An observational study16 of 31 children with TSC-associated epilepsy treated with KDs demonstrated that 45% of participants had greater than 50% reduction in seizures at 18 months, with this percentage dropping to 32% at 24 months. Approximately 20% of individuals were seizure-free after 24 months on KDs. This study also looked at the time to response (defined as greater than 50% reduction in seizures) and found that the majority of participants who would be responders had response within the first month on KDs. No additional individuals obtained greater than 50% reduction in seizures after 3 months on KDs.

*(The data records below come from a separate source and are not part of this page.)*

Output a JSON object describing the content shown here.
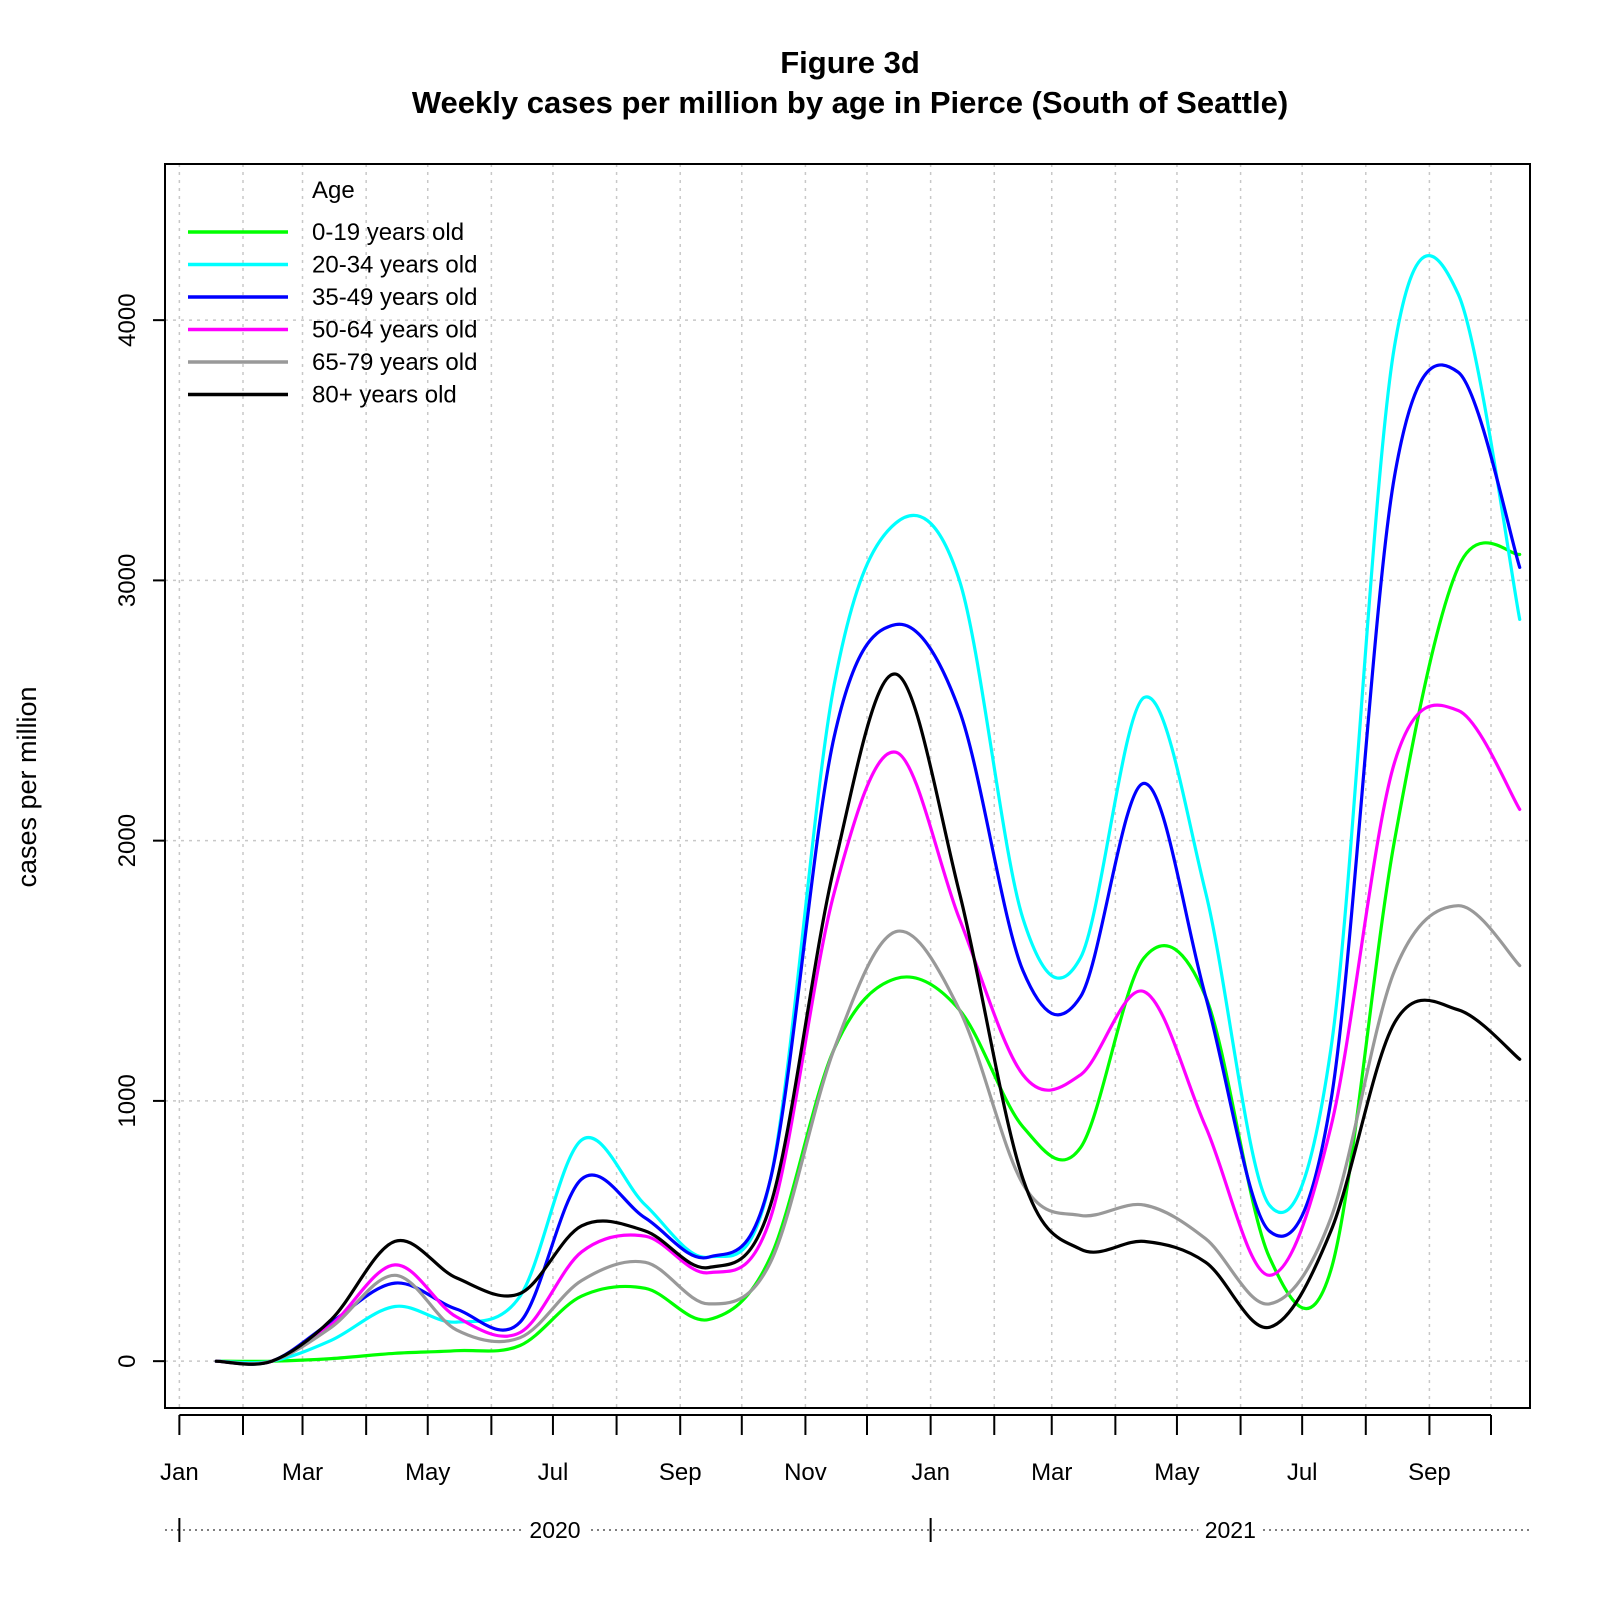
{
  "chart_data": {
    "type": "line",
    "title": "Figure 3d",
    "subtitle": "Weekly cases per million by age in Pierce (South of Seattle)",
    "xlabel": "",
    "ylabel": "cases per million",
    "ylim": [
      -180,
      4600
    ],
    "xlim": [
      "2019-12-25",
      "2021-10-20"
    ],
    "y_ticks": [
      0,
      1000,
      2000,
      3000,
      4000
    ],
    "y_tick_labels": [
      "0",
      "1000",
      "2000",
      "3000",
      "4000"
    ],
    "x_tick_labels": [
      "Jan",
      "Mar",
      "May",
      "Jul",
      "Sep",
      "Nov",
      "Jan",
      "Mar",
      "May",
      "Jul",
      "Sep"
    ],
    "x_label_dates": [
      "2020-01-01",
      "2020-03-01",
      "2020-05-01",
      "2020-07-01",
      "2020-09-01",
      "2020-11-01",
      "2021-01-01",
      "2021-03-01",
      "2021-05-01",
      "2021-07-01",
      "2021-09-01"
    ],
    "x_minor_ticks": [
      "2020-01-01",
      "2020-02-01",
      "2020-03-01",
      "2020-04-01",
      "2020-05-01",
      "2020-06-01",
      "2020-07-01",
      "2020-08-01",
      "2020-09-01",
      "2020-10-01",
      "2020-11-01",
      "2020-12-01",
      "2021-01-01",
      "2021-02-01",
      "2021-03-01",
      "2021-04-01",
      "2021-05-01",
      "2021-06-01",
      "2021-07-01",
      "2021-08-01",
      "2021-09-01",
      "2021-10-01"
    ],
    "year_labels": [
      {
        "label": "2020",
        "start": "2020-01-01",
        "end": "2021-01-01"
      },
      {
        "label": "2021",
        "start": "2021-01-01",
        "end": "2021-10-20"
      }
    ],
    "grid": true,
    "legend_title": "Age",
    "legend_position": "top-left",
    "x": [
      "2020-01-19",
      "2020-02-15",
      "2020-03-15",
      "2020-04-15",
      "2020-05-15",
      "2020-06-15",
      "2020-07-15",
      "2020-08-15",
      "2020-09-15",
      "2020-10-15",
      "2020-11-15",
      "2020-12-15",
      "2021-01-15",
      "2021-02-15",
      "2021-03-15",
      "2021-04-15",
      "2021-05-15",
      "2021-06-15",
      "2021-07-15",
      "2021-08-15",
      "2021-09-15",
      "2021-10-15"
    ],
    "series": [
      {
        "name": "0-19 years old",
        "color": "#00ff00",
        "values": [
          0,
          0,
          10,
          30,
          40,
          60,
          250,
          280,
          160,
          400,
          1200,
          1470,
          1350,
          900,
          820,
          1550,
          1400,
          400,
          350,
          2000,
          3050,
          3100
        ]
      },
      {
        "name": "20-34 years old",
        "color": "#00ffff",
        "values": [
          0,
          0,
          80,
          210,
          150,
          250,
          850,
          600,
          400,
          700,
          2600,
          3220,
          3000,
          1700,
          1550,
          2550,
          1800,
          600,
          1200,
          3900,
          4100,
          2850
        ]
      },
      {
        "name": "35-49 years old",
        "color": "#0000ff",
        "values": [
          0,
          0,
          150,
          300,
          200,
          150,
          700,
          550,
          400,
          700,
          2400,
          2830,
          2500,
          1500,
          1400,
          2220,
          1400,
          500,
          1000,
          3400,
          3800,
          3050
        ]
      },
      {
        "name": "50-64 years old",
        "color": "#ff00ff",
        "values": [
          0,
          0,
          140,
          370,
          170,
          110,
          420,
          480,
          340,
          550,
          1800,
          2340,
          1700,
          1100,
          1100,
          1420,
          900,
          330,
          900,
          2300,
          2500,
          2120
        ]
      },
      {
        "name": "65-79 years old",
        "color": "#999999",
        "values": [
          0,
          0,
          130,
          330,
          120,
          90,
          310,
          380,
          220,
          380,
          1200,
          1650,
          1350,
          680,
          560,
          600,
          470,
          220,
          550,
          1500,
          1750,
          1520
        ]
      },
      {
        "name": "80+ years old",
        "color": "#000000",
        "values": [
          0,
          0,
          160,
          460,
          320,
          260,
          520,
          500,
          360,
          600,
          1900,
          2640,
          1800,
          700,
          430,
          460,
          380,
          130,
          500,
          1300,
          1350,
          1160
        ]
      }
    ]
  }
}
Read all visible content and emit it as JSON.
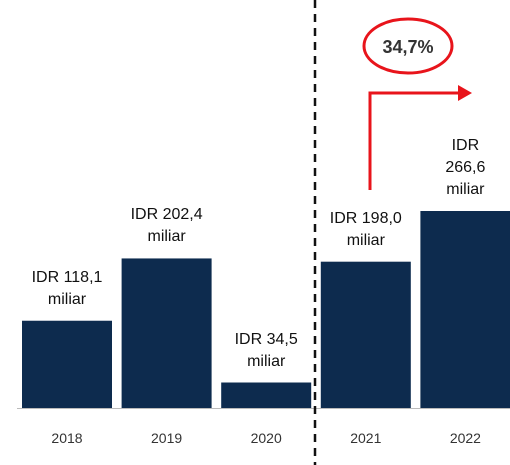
{
  "chart_data": {
    "type": "bar",
    "categories": [
      "2018",
      "2019",
      "2020",
      "2021",
      "2022"
    ],
    "values": [
      118.1,
      202.4,
      34.5,
      198.0,
      266.6
    ],
    "value_labels": [
      "IDR 118,1 miliar",
      "IDR 202,4 miliar",
      "IDR 34,5 miliar",
      "IDR 198,0 miliar",
      "IDR 266,6 miliar"
    ],
    "color": "#0d2b4e",
    "annotation": "34,7%"
  }
}
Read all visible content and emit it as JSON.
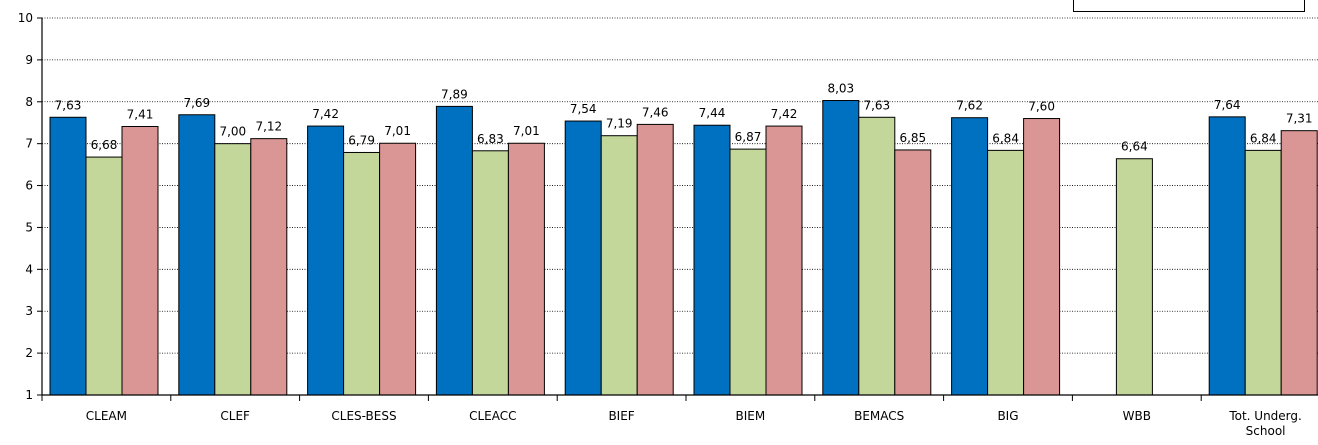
{
  "chart_data": {
    "type": "bar",
    "categories": [
      "CLEAM",
      "CLEF",
      "CLES-BESS",
      "CLEACC",
      "BIEF",
      "BIEM",
      "BEMACS",
      "BIG",
      "WBB",
      "Tot. Underg. School"
    ],
    "category_lines": [
      [
        "CLEAM"
      ],
      [
        "CLEF"
      ],
      [
        "CLES-BESS"
      ],
      [
        "CLEACC"
      ],
      [
        "BIEF"
      ],
      [
        "BIEM"
      ],
      [
        "BEMACS"
      ],
      [
        "BIG"
      ],
      [
        "WBB"
      ],
      [
        "Tot. Underg.",
        "School"
      ]
    ],
    "series": [
      {
        "color": "#0070C0",
        "values": [
          7.63,
          7.69,
          7.42,
          7.89,
          7.54,
          7.44,
          8.03,
          7.62,
          null,
          7.64
        ],
        "labels": [
          "7,63",
          "7,69",
          "7,42",
          "7,89",
          "7,54",
          "7,44",
          "8,03",
          "7,62",
          null,
          "7,64"
        ]
      },
      {
        "color": "#C4D79B",
        "values": [
          6.68,
          7.0,
          6.79,
          6.83,
          7.19,
          6.87,
          7.63,
          6.84,
          6.64,
          6.84
        ],
        "labels": [
          "6,68",
          "7,00",
          "6,79",
          "6,83",
          "7,19",
          "6,87",
          "7,63",
          "6,84",
          "6,64",
          "6,84"
        ]
      },
      {
        "color": "#DA9694",
        "values": [
          7.41,
          7.12,
          7.01,
          7.01,
          7.46,
          7.42,
          6.85,
          7.6,
          null,
          7.31
        ],
        "labels": [
          "7,41",
          "7,12",
          "7,01",
          "7,01",
          "7,46",
          "7,42",
          "6,85",
          "7,60",
          null,
          "7,31"
        ]
      }
    ],
    "yticks": [
      "1",
      "2",
      "3",
      "4",
      "5",
      "6",
      "7",
      "8",
      "9",
      "10"
    ],
    "ylim": [
      1,
      10
    ],
    "title": "",
    "xlabel": "",
    "ylabel": "",
    "grid": "horizontal dotted",
    "legend": "top-right (cropped)"
  }
}
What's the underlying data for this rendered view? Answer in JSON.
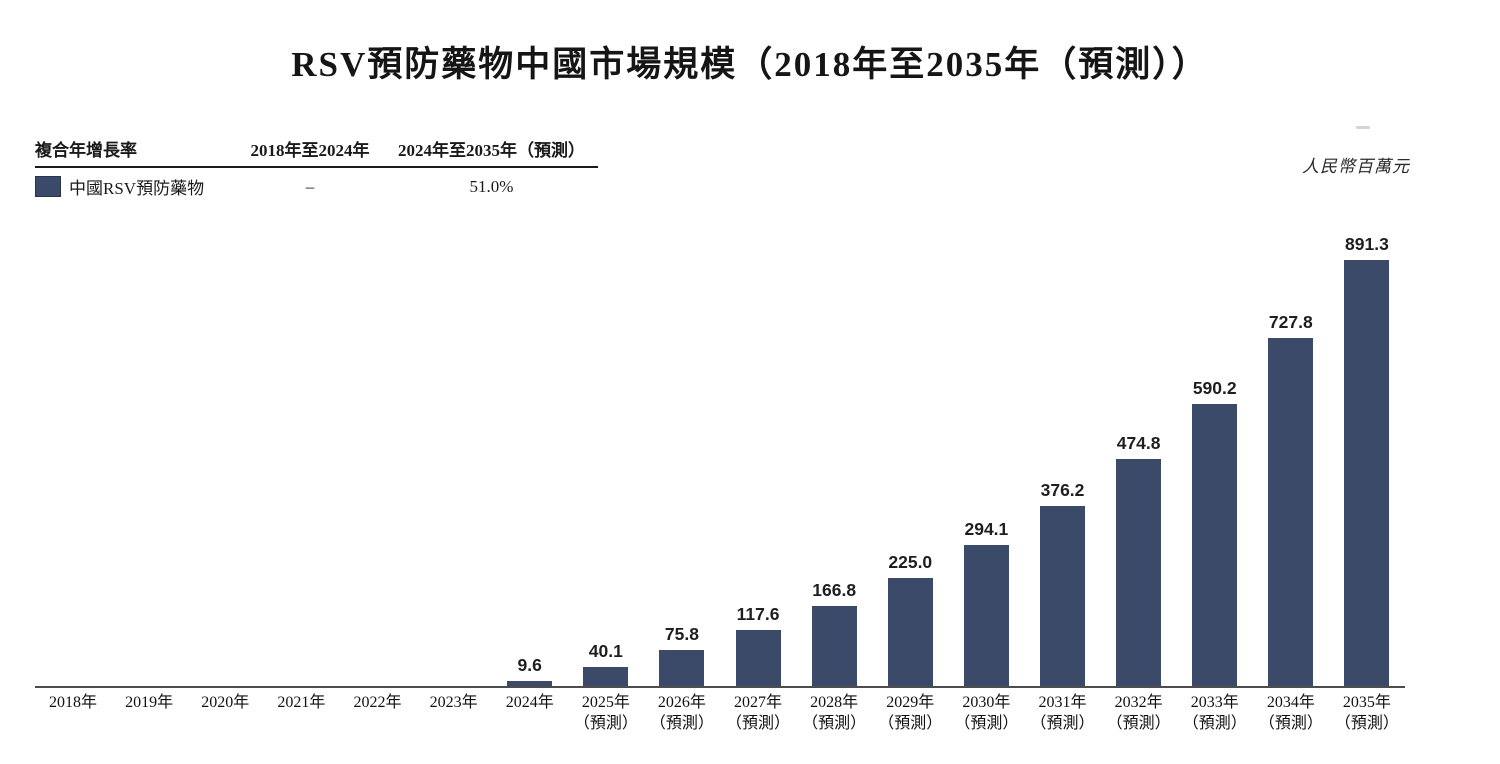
{
  "title": "RSV預防藥物中國市場規模（2018年至2035年（預測））",
  "unit_label": "人民幣百萬元",
  "cagr_table": {
    "headers": [
      "複合年增長率",
      "2018年至2024年",
      "2024年至2035年（預測）"
    ],
    "rows": [
      {
        "swatch_color": "#3b4a68",
        "label": "中國RSV預防藥物",
        "cagr_2018_2024": "–",
        "cagr_2024_2035": "51.0%"
      }
    ]
  },
  "chart_data": {
    "type": "bar",
    "series_name": "中國RSV預防藥物",
    "unit": "人民幣百萬元",
    "categories": [
      "2018年",
      "2019年",
      "2020年",
      "2021年",
      "2022年",
      "2023年",
      "2024年",
      "2025年",
      "2026年",
      "2027年",
      "2028年",
      "2029年",
      "2030年",
      "2031年",
      "2032年",
      "2033年",
      "2034年",
      "2035年"
    ],
    "forecast_suffix": "（預測）",
    "forecast_flags": [
      false,
      false,
      false,
      false,
      false,
      false,
      false,
      true,
      true,
      true,
      true,
      true,
      true,
      true,
      true,
      true,
      true,
      true
    ],
    "values": [
      null,
      null,
      null,
      null,
      null,
      null,
      9.6,
      40.1,
      75.8,
      117.6,
      166.8,
      225.0,
      294.1,
      376.2,
      474.8,
      590.2,
      727.8,
      891.3
    ],
    "value_labels": [
      "",
      "",
      "",
      "",
      "",
      "",
      "9.6",
      "40.1",
      "75.8",
      "117.6",
      "166.8",
      "225.0",
      "294.1",
      "376.2",
      "474.8",
      "590.2",
      "727.8",
      "891.3"
    ],
    "bar_color": "#3b4a68",
    "ylim": [
      0,
      891.3
    ],
    "grid": false,
    "legend_position": "top-left-table"
  }
}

Early-Onset Epileptic Encephalopathy With Burst Suppression

Early-onset epileptic encephalopathy with burst suppression, also known as Ohtahara syndrome, is often associated with structural or metabolic etiologies. Varying genetic factors are increasingly being implicated in this disorder. A retrospective chart review17 included individuals with seizure onset at 3 months or younger, EEG tests showing burst-suppression pattern, a full etiologic workup completed, and follow-up available for at least 1 year. Individuals with hypoxic-ischemic encephalopathy were excluded. Forty-eight individuals were included and a genetic diagnosis was established in 31 (64%). A total of 27% were found to have STXBP1 sequence variations; 10%, KCNQ2 sequence variations; and 10%, SCN2A sequence variations. A variety of other sequence variations accounted for the remaining cases. Among people in whom KD was attempted, all of those with a KCNQ2 sequence variation (n=4) and 7 of 10 with an STXBP1 sequence variation were responders. However, only 1 of 5 with an SCN2A sequence variation had response.

Infantile Spasms

Infantile spasms (IS) are an age-dependent form of epilepsy which usually present between 3 and 10 months of age. The incidence is 2 to 3 per 1000 live births, and IS may be associated with structural, metabolic, or genetic abnormalities. However, in many cases, the etiology is unknown. A systematic review18 of 13 observational studies examined the efficacy of KDs as an adjunctive therapy in 341 patients with IS and found that ~65% experienced >50% reduction in spasms. Median spasm-free rate was ~35%, with those with IS of unknown etiology having an increased probability of achieving this status.

Conclusion

A variety of dietary therapies are available throughout the lifespan for people with difficult-to-control epilepsy. Although data delineating the efficacy of KDs on the majority of genetic epilepsies are not yet available, certain genetic epilepsies (ie, AS and GLUT1-DS) are suggested to be particularly responsive to dietary therapy. Response to dietary therapy in TSC-associated epilepsy seems to be more modest but is still likely better than the 6-month to 1-year seizure-freedom outcomes reported for additional medication trials beyond 2 failed ASM, which range from 11% to 28%.19-21 In infants with catastrophic onset of epilepsy in whom genetic etiologies can be identified, those with STXBP1 or KCNQ2 sequence variations should have classic KDs considered early in the course of their treatment. In some individuals, KDs can and should be continued for years, and evidence suggests the overall long-term risks from a cardiovascular and bone health perspective are acceptable.